Epstein-Barr virus (EBV) is an oncogenic herpesvirus implicated in the pathogenesis of several malignant and non-malignant conditions. However, a number of fundamental aspects about the biology of EBV and the mechanism(s) by which this virus induces pathology remain unknown. One major obstacle has been the lack of a suitable animal model for EBV infection. In this study, using our recently established rabbit model of EBV infection, we examined the early events following primary EBV infection. We show that, both immunocompetent and immunosuppressed animals were readily susceptible to EBV infection. However, immunosuppressed animals showed marked splenomegaly and widespread infection. Following EBV infection, the virus primarily targeted naïve IgM+, CD20+, CD21+ and CD79a+ B cells. Infected cells expressed varying sets of viral latent/lytic gene products. Notably, co-expression of latent and lytic proteins in the same cell was not observed. Infected cells in type 0/1 latency (EBERs+), were small and proliferating (Ki67+). By contrast, cells in type 2/3 latency (LMP1+), were large, non-proliferating (Ki-67-) and p53+. Although infected B-cells were widely present in splenic follicles, they did not express germinal center marker, BCL-6. Taken together, this study shows for the first time, some of the early events following primary EBV infection.

Primary Peripheral Epstein-Barr Virus Infection Can Lead to CNS Infection and Neuroinflammation in a Rabbit Model: Implications for Multiple Sclerosis Pathogenesis.

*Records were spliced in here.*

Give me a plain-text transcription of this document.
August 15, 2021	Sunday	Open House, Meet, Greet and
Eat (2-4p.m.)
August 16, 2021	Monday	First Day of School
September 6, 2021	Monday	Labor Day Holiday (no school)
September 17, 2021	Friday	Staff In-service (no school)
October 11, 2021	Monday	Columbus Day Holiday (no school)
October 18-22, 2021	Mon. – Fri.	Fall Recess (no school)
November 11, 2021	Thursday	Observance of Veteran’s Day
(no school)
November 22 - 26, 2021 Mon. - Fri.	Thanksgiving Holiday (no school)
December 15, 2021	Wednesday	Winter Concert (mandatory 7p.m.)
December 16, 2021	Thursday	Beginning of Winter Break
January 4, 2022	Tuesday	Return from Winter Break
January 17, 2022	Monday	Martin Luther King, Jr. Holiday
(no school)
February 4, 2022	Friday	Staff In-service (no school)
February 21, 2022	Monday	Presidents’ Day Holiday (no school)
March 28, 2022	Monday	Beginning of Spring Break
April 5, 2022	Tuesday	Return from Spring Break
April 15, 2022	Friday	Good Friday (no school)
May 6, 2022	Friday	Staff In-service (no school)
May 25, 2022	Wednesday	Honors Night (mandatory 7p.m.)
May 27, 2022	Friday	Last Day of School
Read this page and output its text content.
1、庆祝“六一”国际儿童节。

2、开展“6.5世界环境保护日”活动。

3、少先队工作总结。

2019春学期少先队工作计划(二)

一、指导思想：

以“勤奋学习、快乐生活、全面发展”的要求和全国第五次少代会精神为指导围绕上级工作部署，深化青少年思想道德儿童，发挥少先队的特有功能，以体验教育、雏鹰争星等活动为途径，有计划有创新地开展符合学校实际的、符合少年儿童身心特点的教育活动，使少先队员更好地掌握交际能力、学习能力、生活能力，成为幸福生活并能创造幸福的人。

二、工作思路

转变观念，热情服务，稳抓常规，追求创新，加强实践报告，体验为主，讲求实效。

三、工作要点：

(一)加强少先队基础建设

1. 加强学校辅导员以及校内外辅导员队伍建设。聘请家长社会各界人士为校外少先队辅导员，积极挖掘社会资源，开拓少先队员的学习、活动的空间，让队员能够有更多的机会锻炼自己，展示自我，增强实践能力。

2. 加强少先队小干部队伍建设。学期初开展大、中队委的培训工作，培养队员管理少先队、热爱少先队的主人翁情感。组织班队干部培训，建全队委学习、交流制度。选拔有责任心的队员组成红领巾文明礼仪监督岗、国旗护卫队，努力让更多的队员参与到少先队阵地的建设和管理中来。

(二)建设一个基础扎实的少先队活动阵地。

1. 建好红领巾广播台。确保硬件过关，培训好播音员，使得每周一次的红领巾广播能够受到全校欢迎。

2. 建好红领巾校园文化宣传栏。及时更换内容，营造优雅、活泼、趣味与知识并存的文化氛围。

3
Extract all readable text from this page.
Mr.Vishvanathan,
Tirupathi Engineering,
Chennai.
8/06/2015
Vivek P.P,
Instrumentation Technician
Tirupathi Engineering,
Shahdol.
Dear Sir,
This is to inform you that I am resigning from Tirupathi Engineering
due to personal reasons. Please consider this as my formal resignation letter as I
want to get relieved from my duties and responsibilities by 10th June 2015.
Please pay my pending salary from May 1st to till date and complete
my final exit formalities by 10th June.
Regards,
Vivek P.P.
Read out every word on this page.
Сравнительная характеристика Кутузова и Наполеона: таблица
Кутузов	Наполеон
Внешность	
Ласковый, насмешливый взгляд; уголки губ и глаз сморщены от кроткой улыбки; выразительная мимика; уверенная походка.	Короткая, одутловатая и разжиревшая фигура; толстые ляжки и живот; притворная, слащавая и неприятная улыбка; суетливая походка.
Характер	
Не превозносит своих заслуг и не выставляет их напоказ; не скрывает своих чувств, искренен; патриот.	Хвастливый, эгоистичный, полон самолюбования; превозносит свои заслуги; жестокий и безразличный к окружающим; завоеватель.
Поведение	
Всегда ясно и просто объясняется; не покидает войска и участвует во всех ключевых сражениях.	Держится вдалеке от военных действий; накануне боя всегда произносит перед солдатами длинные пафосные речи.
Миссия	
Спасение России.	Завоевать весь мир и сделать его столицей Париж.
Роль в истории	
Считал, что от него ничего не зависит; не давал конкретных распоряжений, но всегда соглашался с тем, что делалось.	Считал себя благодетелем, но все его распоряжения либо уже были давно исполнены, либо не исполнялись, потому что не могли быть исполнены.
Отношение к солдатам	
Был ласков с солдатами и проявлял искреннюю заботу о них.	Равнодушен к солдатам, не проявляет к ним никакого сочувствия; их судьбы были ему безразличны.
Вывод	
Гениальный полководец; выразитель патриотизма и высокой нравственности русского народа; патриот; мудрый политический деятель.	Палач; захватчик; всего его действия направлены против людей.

Epstein-Barr virus (EBV) is a common herpesvirus associated with malignant and non-malignant conditions. An accumulating body of evidence supports a role for EBV in the pathogenesis of multiple sclerosis (MS), a demyelinating disease of the CNS. However, little is known about the details of the link between EBV and MS. One obstacle which has hindered research in this area has been the lack of a suitable animal model recapitulating natural infection in humans. We have recently shown that healthy rabbits are susceptible to EBV infection, and viral persistence in these animals mimics latent infection in humans. We used the rabbit model to investigate if peripheral EBV infection can lead to infection of the CNS and its potential consequences. We injected EBV intravenously in one group of animals, and phosphate-buffered saline (PBS) in another, with and without immunosuppression. Histopathological changes and viral dynamics were examined in peripheral blood, spleen, brain, and spinal cord, using a range of molecular and histopathology techniques. Our investigations uncovered important findings that could not be previously addressed. We showed that primary peripheral EBV infection can lead to the virus traversing the CNS. Cell associated, but not free virus in the plasma, correlated with CNS infection. The infected cells within the brain were found to be B-lymphocytes. Most notably, animals injected with EBV, but not PBS, developed inflammatory cellular aggregates in the CNS. The incidence of these aggregates increased in the immunosuppressed animals. The cellular aggregates contained compact clusters of macrophages surrounded by reactive astrocytes and dispersed B and T lymphocytes, but not myelinated nerve fibers. Moreover, studying EBV infection over a span of 28 days, revealed that the peak point for viral load in the periphery and CNS coincides with increased occurrence of cellular aggregates in the brain. Finally, peripheral EBV infection triggered temporal changes in the expression of latent viral transcripts and cytokines in the brain. The present study provides the first direct in vivo evidence for the role of peripheral EBV infection in CNS pathology, and highlights a unique model to dissect viral mechanisms contributing to the development of MS.